Java also changes predictably and doesn’t deprecate features as quickly as .NET (which Microsoft must do to get more revenue from you). This means you are not re-writing your apps all the time – which increases your profitability. People think that Java doesn’t innovate when in fact the changes are deliberate and conservative. There is no faster Rapid Application Development (RAD) process than not having to re-write all your apps every two years to match the changes in you IDE (as you need to do to maintain you projects with Visual Studio).
In summary. The .NET platform is ok, but it is a far poorer strategic choice than Java. If you are writing stuff for the long term, internet scale deployments, or for multi-platforms (even more important these days) then .NET is simply not a contender. Those of you arguing otherwise are merely highlighting you lack of experience and close-mindedness to the increasing diversity in the IT world (after a decade of decreasing diversity).
Most software is in-house where Macs are extremely rare.
But even with retail software Macs can be targeted with Mono.
Anyways thanks for the manuscript on why Java is totally awesome. You can talk all day but the fact remains that consumer Java applications are rare. Now please provide a retort that contains the same two IDEs and bit torrent client that Java proponents have cited as flagship applications for years.
Java is dead on the desktop, sorry you didn’t get the memo.
Nearly everything that I am seeing for professional work is web development. Other than My Space, show me another top web site that is running on .Net. LinkedIn? Google? Amazon? Twitter? FaceBook? These is more Erlang and Scala, two decidedly offbeat languages, than .Net at these companies.
What does that have to do with desktop development?
I was responding to the parent who was talking about desktop software.
Not sure what listing those websites is supposed to prove anyways. Google and Amazon were built before asp.net but even if it had been an option I don’t see what that would prove.

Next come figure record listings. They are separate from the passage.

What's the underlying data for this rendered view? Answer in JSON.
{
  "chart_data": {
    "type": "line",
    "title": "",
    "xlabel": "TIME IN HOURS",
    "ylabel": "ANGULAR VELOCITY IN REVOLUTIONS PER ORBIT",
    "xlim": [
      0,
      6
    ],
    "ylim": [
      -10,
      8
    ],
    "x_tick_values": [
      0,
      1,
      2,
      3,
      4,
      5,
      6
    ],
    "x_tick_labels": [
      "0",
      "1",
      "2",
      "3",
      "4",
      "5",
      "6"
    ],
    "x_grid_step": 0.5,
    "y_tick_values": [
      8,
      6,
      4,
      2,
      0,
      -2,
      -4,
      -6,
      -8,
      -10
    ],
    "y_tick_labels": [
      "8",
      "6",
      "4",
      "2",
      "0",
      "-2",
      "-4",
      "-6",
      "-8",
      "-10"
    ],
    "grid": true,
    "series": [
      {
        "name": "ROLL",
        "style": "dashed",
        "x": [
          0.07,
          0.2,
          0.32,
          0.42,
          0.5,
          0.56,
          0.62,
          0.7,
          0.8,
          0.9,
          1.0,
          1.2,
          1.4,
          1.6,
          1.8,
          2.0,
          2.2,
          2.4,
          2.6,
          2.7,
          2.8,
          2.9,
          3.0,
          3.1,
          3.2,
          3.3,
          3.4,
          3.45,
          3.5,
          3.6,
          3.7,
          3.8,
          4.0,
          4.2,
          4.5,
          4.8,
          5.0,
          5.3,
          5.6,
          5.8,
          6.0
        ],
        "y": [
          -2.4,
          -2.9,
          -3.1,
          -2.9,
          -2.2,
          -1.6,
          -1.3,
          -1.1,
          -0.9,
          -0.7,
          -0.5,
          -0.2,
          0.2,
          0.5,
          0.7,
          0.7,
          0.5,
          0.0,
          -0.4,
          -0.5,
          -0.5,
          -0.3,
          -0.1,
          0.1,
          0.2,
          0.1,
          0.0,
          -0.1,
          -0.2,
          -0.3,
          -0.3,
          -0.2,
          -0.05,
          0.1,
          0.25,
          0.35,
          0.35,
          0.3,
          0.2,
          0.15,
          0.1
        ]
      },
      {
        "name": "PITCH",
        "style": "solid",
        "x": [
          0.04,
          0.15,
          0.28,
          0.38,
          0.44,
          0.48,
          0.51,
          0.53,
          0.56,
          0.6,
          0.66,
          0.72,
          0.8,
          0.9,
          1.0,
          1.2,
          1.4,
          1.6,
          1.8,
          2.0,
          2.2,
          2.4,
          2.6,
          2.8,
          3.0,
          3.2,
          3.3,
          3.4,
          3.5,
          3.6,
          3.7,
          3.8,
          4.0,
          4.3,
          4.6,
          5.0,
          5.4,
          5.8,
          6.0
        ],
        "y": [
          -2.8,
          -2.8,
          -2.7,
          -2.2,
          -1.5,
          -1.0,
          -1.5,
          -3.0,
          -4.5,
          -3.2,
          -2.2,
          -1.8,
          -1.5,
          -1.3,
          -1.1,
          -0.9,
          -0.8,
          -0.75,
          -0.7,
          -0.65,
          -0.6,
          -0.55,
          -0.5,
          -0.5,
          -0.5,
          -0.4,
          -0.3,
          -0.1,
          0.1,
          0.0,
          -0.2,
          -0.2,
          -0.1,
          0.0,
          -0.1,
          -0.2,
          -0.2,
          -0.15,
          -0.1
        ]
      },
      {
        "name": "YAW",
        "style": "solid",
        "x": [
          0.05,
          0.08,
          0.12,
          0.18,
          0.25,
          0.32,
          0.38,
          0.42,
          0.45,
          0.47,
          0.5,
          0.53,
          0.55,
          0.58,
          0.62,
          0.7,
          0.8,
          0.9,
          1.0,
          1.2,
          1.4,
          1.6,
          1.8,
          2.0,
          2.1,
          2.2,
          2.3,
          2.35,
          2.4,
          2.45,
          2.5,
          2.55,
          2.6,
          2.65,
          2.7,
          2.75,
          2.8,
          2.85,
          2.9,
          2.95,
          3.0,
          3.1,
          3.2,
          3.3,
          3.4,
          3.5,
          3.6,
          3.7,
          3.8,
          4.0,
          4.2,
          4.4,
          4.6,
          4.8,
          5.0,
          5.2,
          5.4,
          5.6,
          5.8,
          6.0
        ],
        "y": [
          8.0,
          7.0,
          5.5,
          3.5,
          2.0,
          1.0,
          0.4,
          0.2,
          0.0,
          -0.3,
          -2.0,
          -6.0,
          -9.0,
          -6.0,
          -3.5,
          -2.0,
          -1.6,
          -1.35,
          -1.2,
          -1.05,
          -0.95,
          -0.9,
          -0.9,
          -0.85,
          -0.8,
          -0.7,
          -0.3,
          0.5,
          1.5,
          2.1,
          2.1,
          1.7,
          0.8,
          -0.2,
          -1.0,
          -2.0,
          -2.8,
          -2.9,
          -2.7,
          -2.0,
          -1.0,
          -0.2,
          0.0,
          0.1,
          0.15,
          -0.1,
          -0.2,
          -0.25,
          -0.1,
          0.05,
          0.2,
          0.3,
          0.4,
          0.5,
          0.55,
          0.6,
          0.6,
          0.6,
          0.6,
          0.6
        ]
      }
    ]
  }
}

It’s clear that high-end websites can be built with asp.net which clearly bothers ABMrs who seem to take religious offense at Windows in the server room. If you don’t want to use asp.net then that is fine but don’t delude yourself into thinking that Google or Amazon couldn’t be ran on .net.
lol Video is fun… while Java is not ๐
As for Java vs .NET debate, this is long over: just look at server sales. Plus Java will have really bad times on mobile and desktop.
Anyway, life is wonderful because anyone can choose whatever they like to do the job. Unix shops will still consider Java as the best while MS shops will prefer .NET. And we know what newcomers are choosing based on server sales.
But video is great ๐
Mobile is all about java actually.
I don’t get the comparison!
Java is a PROGRAMMING LANGUAGE and .NET is a complete run-time framework supporting a number of languages.
What gives?
I know it’s easy to be confused. But Java is the name of both a programming language and a platform
You have Java – the programming language (like C#) and Java the platform (like .net)
Java (the programming language) runs on JVM, which is similar to Microsofts CLR and can run many different langauges (like Scala, Python, Ruby, PHP and others)
When at the dinner the son announces his “secret”, one can hear the sound Windows plays during the shutdown sequence. It is subtle, but once you notice it, you won’t miss it again.
I think that video is stupid. It is based on a sentiment that makes me spend less and less time on IT forums. Simply, I don’t have anything to add to the discussions like X is good and Y is bad.
Computers are business in the first place. Computers are fun, also. They are not religion. Operating system or development technology is not something that one should be loyal to.
I am doing my job in Java, because, across the board, it serves me best. I used to do some PHP stuff, but it soes not serve me as good as Java, because I can do more in less time with Java. I was in the situation to do some work in VB.Net. Both Java and PHP serve me better than .NET. It does not mean that I have some feelings towards Java, it just suits my needs. I don’t ask my self what can I do for Java, instead I ask what Java can do for me.